Nanocoating SMT stencils
The underside of solder paste stencils can be nanocoated at a thickness of ~5 nanometers to not only provide a non-stick surface but also:
- To reduce the number of cleaning cycles during this paste print process
- To improve the paste transfer efficacy for fine pitch apertures.
When to Use Nanocoating
There are three factors to consider before choosing to nanocoat a stencil:
- What is the smallest aperture and pitch on the stencil as well as its thickness?
- How many prints are you using the stencil for?
- What paste will you be using?
Answering the first question is simple when considering your needs: if it’s a large circuit board with large apertures, the nanocoating benefits are insignificant. It’s only when you require a dense image with fine pitches and small apertures that you’ll really see nanocoating shine. In terms of the number of prints nanocoating should be used for large volume runs, as we’ve already established, it reduces the frequency of cleaning cycles. Finally in terms of SMT stencils the denser the paste you are using, the greater the benefit of nanocoating.
Essentially because the flux is repelled from the aperture walls by nanocoating, there is a reduction in bridging which results in a better outcome.
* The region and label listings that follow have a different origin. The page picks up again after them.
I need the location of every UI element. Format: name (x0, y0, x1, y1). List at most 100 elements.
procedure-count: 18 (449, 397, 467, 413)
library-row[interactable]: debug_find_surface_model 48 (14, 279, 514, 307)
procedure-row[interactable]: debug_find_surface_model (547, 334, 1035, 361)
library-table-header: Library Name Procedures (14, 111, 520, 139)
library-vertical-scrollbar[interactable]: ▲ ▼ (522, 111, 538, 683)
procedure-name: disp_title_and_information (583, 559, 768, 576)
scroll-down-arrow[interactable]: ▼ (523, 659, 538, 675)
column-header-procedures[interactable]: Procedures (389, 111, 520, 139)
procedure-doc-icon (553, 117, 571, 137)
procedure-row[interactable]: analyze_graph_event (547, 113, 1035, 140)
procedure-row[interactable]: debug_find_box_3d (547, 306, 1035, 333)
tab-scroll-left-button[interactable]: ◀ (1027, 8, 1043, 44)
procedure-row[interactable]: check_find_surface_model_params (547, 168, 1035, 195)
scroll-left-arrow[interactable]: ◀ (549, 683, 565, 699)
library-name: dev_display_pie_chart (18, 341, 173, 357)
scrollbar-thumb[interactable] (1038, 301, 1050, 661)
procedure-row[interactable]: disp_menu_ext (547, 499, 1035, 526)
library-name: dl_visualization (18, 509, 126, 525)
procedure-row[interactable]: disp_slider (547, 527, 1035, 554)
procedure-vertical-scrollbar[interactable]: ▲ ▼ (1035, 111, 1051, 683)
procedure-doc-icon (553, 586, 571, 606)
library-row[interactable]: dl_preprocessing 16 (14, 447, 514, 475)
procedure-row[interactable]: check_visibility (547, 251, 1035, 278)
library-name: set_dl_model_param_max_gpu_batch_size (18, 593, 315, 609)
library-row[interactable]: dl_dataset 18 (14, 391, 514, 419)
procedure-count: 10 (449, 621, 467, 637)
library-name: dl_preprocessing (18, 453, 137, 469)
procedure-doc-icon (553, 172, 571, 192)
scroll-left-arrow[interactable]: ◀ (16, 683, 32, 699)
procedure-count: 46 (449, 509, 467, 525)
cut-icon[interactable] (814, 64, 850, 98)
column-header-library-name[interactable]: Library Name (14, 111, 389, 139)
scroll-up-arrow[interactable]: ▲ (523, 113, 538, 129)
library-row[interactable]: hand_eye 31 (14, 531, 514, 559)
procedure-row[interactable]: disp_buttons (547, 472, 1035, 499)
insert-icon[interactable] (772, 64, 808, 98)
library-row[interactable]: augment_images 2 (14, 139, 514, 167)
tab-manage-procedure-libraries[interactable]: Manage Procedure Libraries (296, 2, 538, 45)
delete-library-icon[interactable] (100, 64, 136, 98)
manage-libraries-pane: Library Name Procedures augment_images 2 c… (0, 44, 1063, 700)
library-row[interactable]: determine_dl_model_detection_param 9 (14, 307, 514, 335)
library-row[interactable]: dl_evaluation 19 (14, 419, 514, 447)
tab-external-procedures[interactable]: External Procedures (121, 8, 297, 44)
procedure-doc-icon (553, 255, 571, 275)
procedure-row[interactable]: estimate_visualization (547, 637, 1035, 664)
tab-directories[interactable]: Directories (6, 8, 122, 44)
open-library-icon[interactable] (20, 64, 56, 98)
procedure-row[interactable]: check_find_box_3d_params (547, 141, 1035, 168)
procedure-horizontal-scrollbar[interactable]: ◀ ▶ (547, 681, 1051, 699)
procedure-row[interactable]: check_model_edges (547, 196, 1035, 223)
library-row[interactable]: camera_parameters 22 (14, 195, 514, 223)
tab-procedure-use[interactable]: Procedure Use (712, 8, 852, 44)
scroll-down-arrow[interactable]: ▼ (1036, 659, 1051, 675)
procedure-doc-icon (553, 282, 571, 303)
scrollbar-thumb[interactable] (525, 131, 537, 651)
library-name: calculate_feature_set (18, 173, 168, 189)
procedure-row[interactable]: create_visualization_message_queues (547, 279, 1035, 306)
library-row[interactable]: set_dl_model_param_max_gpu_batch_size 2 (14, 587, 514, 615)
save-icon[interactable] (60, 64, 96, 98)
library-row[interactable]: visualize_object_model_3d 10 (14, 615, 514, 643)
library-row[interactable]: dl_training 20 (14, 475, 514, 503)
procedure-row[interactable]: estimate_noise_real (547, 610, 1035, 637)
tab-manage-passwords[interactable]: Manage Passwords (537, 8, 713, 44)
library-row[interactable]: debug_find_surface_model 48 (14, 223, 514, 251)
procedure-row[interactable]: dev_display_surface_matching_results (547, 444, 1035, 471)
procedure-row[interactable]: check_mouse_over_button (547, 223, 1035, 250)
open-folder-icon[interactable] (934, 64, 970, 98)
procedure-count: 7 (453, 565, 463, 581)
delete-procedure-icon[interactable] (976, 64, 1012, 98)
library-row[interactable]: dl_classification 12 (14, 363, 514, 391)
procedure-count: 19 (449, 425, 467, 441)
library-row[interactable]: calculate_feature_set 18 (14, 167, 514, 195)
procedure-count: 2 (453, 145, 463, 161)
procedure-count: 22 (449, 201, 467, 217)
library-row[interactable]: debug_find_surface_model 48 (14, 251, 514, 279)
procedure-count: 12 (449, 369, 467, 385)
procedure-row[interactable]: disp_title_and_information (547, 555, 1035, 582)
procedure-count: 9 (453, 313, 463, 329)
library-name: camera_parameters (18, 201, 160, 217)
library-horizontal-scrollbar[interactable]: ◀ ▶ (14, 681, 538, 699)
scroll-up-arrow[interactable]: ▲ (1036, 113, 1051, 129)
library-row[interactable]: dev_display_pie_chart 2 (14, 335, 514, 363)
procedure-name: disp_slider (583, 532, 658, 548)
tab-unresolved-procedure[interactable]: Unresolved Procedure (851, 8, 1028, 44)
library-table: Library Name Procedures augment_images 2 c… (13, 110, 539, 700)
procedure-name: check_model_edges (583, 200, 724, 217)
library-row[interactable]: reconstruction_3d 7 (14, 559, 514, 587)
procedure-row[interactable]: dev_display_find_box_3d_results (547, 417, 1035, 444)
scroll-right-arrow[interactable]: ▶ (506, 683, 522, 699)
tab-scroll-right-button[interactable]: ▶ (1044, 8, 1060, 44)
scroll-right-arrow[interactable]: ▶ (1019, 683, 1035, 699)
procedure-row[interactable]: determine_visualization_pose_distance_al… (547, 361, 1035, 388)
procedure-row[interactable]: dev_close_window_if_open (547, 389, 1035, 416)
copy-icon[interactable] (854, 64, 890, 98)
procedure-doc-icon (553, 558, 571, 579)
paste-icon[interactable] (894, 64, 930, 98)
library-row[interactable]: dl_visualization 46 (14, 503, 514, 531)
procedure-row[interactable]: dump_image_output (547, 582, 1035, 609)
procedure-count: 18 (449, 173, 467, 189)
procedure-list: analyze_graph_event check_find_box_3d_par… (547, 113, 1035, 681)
The images below shows the print definition improvements that can be attained with a nanocoated stencil, highlighting QFN and 0201 devices after ten prints with no wipe, all using the same board, same stencil design and the same print stroke.
The production process improves productivity quite simply by using a flux-resistant nanocoating which is applied to the underside of the stencil and stencil aperture walls can boost productivity and reduce costs for volume runs:
- There is less underwiping that’s required
- Much less downtime for paper changes
- There’s a lot less damage to stencil mountings in particular meshed stencils, from exposure to aggressive cleaning solvents
- All of the above benefits translate to lower paper and solvent consumption.
SMT Nanocoatings: Microshield and Nanoclear
At Tecan, we’ve found that Microshield and Nanoclear offer the best results for our specific needs. For our solder paste stencils we’ll apply Microshield as it forms a self-assembling monolayer that’s both hydrophobic and oleophobic which perfectly exemplifies the printing and cleaning benefits of nanocoating. It also doesn’t “cure” like a traditional polymer would but instead transforms the surface on contact. Nanoclear offers similar beneficial properties; as it’s a self-assembling monolayer phosphonate (SAMP) it behaves in a similar way to Microshield.
To extend the life of the nanocoatings there are a few ways to do so:
- Employ soft, non-abrasive understencil wiper paper
- Use a solvent wipe rather than a dry wipe – engineered solvents are best for lead-free no-clean pastes
- Apply pH neutral cleaners
- Reduce understencil wipe frequency (you’ll do this less anyway as a result of applying the nanocoating).